Extremely reductive metaphor, but if the AI is drawing for you, then the VAE is kind of like the pencil it actually does it with.

The Pipeline goes something like this:
➤ AI is given an image or the specifications of an image (i.e. dimensions)
➤ The AI "encodes" this into a "latent space image" with the VAE
➤ The AI does its thing (there's a lot of math and computer thinking here—Pretty scary if you ask me)
➤ The AI "decodes" this into a "pixel space image" with the VAE
➤ You are presented with the final result

So... What's actually happening here?


First—"Encoding"
The image or the specifications for it first need to be encoded into a latent space image. This is what allows our AI friend to understand what it's actually looking at. It's got a whole lot of equations and mathematical things going on that's allowing it to break down the image we gave it, and understand it in its own way. Our AI buddy might know how to think, but it doesn't "think" in the same way you or I do.

Second—"Doing its thing"
This is where the AI is doing stuff in the sampler node. It's looking at your prompts, the image or specifications you gave it, and then proceeding to do what I'm fairly certain is a computer's version of haruspicy.
(Might not be the case—My understanding is a little hazy)

Third—"Decoding"
Remember when I said that encoding the image turns it into a bunch of code and equations for the AI to understand it? Well I've got good news and bad news!
Good news is our AI friend just finished generating your image!
Bad news is it's still in those funny esoteric equations that still scare me.

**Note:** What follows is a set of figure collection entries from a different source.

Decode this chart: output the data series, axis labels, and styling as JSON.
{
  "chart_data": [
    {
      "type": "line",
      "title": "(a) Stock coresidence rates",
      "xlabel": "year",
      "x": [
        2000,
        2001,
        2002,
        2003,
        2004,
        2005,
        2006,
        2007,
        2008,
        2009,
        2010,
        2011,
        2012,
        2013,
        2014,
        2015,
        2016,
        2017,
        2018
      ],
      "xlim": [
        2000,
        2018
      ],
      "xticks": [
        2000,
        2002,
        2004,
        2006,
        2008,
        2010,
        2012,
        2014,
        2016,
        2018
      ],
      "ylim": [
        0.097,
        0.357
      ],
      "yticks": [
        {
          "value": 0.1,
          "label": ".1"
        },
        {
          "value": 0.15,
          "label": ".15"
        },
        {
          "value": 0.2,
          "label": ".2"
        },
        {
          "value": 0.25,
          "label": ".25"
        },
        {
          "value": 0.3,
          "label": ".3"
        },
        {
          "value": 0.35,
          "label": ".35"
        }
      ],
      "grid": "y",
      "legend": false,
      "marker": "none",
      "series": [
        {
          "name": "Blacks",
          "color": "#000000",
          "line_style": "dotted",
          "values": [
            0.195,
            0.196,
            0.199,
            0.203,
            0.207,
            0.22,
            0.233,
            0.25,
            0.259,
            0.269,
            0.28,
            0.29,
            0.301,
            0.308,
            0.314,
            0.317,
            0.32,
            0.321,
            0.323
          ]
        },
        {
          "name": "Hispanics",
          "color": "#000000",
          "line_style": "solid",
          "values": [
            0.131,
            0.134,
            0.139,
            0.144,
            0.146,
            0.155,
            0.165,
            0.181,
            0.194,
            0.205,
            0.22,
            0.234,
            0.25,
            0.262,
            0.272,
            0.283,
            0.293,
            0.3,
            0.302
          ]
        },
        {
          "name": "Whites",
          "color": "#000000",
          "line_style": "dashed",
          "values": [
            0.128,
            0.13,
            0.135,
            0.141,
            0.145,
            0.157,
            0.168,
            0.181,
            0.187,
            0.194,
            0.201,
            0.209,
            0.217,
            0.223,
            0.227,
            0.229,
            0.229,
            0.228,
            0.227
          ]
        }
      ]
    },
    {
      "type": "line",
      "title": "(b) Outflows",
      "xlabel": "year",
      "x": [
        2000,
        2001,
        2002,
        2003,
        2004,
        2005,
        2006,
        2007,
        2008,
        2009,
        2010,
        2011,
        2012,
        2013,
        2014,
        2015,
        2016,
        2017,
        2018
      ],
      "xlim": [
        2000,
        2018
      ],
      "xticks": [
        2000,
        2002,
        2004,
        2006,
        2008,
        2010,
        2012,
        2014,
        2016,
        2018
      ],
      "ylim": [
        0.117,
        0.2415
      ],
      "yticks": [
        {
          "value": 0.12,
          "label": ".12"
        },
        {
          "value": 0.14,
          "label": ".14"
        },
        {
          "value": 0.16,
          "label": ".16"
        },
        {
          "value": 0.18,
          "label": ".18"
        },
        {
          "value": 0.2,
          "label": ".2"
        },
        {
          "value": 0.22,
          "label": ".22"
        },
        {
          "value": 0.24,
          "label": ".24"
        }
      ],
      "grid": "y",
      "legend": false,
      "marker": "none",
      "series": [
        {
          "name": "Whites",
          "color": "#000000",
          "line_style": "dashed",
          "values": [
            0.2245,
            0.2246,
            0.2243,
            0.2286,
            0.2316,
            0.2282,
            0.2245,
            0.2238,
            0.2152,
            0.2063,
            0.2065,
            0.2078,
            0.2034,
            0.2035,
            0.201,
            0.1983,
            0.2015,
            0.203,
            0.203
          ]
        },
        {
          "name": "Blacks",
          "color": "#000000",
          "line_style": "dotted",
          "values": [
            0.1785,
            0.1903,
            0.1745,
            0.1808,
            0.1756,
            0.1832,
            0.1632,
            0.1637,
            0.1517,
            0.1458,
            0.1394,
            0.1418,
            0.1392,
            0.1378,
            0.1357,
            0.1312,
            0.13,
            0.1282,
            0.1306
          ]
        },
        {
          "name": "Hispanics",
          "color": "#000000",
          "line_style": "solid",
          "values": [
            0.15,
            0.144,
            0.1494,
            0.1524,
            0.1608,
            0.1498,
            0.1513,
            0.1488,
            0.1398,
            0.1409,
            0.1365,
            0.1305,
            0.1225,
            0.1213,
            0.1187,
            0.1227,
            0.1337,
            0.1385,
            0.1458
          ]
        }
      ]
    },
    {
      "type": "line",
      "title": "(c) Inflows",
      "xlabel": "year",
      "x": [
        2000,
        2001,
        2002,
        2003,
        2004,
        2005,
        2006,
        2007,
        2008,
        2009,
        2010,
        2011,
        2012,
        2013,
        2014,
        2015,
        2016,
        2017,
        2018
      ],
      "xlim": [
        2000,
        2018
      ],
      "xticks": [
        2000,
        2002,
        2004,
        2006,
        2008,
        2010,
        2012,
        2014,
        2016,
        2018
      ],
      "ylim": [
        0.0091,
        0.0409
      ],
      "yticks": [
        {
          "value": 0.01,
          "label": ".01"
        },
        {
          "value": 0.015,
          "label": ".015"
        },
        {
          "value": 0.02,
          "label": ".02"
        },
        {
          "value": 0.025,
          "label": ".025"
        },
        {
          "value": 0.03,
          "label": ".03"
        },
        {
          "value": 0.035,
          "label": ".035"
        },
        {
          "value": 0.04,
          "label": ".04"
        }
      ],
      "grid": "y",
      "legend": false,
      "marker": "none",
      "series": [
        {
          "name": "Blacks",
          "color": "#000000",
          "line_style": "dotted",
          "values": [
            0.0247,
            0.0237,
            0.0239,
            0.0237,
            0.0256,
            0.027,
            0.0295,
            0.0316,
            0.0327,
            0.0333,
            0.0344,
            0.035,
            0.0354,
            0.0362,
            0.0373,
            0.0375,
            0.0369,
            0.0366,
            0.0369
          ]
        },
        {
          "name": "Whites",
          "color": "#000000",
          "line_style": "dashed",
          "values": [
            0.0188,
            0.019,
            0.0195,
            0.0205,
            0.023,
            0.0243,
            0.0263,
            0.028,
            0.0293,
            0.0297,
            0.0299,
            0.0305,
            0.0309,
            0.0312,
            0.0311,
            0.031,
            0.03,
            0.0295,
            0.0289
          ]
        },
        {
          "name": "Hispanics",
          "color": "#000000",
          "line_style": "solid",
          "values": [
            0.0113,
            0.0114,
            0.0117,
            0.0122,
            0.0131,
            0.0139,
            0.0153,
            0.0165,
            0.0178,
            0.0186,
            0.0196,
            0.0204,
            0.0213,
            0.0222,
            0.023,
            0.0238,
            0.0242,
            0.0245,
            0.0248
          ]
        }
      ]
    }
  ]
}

So, that's what decoding is for! Whatever the heck the AI divined from its digital haruspicy, it now translates into something in pixel space that you can actually look at!


ULTRA tl;dr / Terms Broken Down
tl;dr
VAE is how AI takes what you're feeding it, understands it, then reconstructs it
Terms:
VAE:
The tool the AI uses to break down concepts into things it can understand and also reconstruct them into visual images.
Pixel Space Image: Funny name for "visual images". Just stuff constructed from pixels.
Latent Space Image: How the AI sees the image or criteria you gave it.


"Do I need a VAE?"
Yes. It's literally a requirement.

"I didn't utilize a VAE on the Automatic WebUI."
You did. All SD Checkpoints have a VAE baked into them.

"If all SD Checkpoints have a VAE baked in, why use a different one?"
Because baking in a VAE is needed for it to function.
There's vastly superior VAEs in circulation.
A very basic stock one is often baked into most checkpoints you'll find.

"Why don't Checkpoint creators just bake in a better VAE?"
Because "better" in this context is subjective.
VAEs are trained on a variety of different materials. A VAE trained to achieve an anime style won't function the same way a VAE trained to make photo-realistic images will.
Thus, it's best if the decision of what VAE to use is left up to the user. That way they can utilize the VAE that best tailors their needs.